Nesse sentido, consideramos compreensível, mas curioso, o fato de que um grande especialista no idealismo alemão como Alexis Philonenko se esforce todo o tempo por identificar supostas origens idealistas pós-kantianas para certas propostas schopenhauerianas; mas o que permanece misterioso, e também uma vez mais curioso, é a razão pela qual ele tenha escolhido escrever sobre nosso filósofo sem quase nunca fazer sequer referência às críticas dele contra o charlatanismo[4]. Por outro lado, concordamos com Richard Roos e consideramos certeiras as suas observações segundo as quais Schopenhauer seria mais facilmente aceito dentre os filósofos se ele tivesse usado o “jargão tradicional” ao invés de sua escrita reconhecidamente “elegante”[5].

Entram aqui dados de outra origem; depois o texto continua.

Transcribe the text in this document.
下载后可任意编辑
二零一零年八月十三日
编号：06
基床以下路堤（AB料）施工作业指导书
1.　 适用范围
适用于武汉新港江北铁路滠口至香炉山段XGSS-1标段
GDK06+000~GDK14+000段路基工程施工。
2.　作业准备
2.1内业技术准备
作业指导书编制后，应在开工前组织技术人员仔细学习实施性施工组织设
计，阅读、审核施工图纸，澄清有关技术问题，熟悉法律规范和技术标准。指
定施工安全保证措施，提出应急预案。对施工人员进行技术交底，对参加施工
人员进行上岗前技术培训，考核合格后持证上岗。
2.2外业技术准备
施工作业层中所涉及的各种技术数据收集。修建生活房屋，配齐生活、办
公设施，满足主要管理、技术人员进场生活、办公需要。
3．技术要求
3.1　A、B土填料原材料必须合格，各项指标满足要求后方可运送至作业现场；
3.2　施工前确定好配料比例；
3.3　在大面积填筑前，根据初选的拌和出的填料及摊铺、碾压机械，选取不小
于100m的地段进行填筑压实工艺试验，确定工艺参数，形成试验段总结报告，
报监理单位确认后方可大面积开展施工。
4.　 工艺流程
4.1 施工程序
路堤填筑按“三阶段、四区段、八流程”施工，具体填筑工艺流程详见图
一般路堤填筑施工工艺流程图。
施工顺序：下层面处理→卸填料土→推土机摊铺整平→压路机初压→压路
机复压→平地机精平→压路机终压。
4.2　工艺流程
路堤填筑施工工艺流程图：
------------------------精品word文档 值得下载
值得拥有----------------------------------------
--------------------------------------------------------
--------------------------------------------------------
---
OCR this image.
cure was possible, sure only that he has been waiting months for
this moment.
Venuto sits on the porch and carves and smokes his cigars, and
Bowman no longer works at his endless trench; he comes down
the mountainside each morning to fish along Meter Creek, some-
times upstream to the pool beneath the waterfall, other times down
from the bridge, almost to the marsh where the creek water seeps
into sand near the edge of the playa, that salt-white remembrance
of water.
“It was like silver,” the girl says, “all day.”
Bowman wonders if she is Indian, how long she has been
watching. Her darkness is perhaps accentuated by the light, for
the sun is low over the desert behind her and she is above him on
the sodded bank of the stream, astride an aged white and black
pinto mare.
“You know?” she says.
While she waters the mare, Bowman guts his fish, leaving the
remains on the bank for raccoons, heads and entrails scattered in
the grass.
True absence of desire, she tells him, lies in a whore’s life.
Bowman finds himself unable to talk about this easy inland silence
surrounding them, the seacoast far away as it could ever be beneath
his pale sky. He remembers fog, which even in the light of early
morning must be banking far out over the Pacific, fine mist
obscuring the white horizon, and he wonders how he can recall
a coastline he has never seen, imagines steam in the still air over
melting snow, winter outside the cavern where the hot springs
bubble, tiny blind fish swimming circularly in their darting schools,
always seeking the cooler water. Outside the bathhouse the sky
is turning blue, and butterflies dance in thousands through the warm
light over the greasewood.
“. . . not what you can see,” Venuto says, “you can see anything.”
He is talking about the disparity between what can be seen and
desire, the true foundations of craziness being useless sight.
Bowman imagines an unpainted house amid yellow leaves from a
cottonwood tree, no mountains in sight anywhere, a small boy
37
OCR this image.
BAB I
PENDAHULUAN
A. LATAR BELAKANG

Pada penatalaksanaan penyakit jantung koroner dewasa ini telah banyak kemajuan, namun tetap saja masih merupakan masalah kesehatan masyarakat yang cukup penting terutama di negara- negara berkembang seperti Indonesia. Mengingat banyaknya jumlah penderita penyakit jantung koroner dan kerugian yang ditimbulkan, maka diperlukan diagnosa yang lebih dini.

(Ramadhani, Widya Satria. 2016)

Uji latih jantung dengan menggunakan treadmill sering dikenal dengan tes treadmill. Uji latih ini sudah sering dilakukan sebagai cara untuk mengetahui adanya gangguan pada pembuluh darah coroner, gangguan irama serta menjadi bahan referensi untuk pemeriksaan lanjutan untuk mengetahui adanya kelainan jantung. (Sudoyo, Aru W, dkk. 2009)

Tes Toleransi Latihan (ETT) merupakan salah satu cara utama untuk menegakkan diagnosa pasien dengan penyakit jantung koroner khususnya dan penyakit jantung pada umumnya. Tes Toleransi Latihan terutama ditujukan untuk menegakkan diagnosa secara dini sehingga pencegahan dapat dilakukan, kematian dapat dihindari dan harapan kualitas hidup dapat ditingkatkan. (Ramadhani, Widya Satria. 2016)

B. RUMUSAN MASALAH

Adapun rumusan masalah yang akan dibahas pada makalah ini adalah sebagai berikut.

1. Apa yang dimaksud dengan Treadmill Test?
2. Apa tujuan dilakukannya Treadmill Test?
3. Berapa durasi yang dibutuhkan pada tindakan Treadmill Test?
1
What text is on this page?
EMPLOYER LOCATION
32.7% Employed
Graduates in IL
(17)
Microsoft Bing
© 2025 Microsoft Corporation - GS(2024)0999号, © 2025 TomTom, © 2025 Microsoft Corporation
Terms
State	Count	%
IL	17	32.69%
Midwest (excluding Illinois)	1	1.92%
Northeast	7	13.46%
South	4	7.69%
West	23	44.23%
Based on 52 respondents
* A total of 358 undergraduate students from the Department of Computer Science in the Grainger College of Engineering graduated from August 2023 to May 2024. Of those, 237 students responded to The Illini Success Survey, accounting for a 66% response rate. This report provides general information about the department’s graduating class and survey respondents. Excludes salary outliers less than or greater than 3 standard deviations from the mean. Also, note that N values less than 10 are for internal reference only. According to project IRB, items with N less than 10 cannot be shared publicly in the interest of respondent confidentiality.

De todo modo, se se quiser considerar as questões biográficas em torno dos ataques schopenhauerianos por ver neles motivos passionais, seria factível apostar que a reprimenda pública da Sociedade Real das Ciências da Dinamarca foi a responsável por uma intensificação considerável da amargura de Schopenhauer (pois ele via na referida instituição um hegelianismo sectário), que passou a ser muito mais significativa do que suas animosidades anteriores contra Fichte, seu antigo professor, ou contra Hegel, seu adversário de cadeira. É uma hipótese que ganha força com a leitura do prefácio de Os dois problemas fundamentais da ética e se nos lembrarmos também que o injurioso Sobre a filosofia nas universidades foi escrito depois daquela reprimenda[6]. Com efeito, o prefácio relembra a crítica da Sociedade Real quando essa fala das menções indecentes (indecenter commemorari) a propósito de distintos filósofos (summos philosophos) (E, Prefácio, p. xviii). Aliás, a expressão summos philosophos será muito usada por Schopenhauer, sempre de modo sarcástico, para nomear os idealistas pós-kantianos.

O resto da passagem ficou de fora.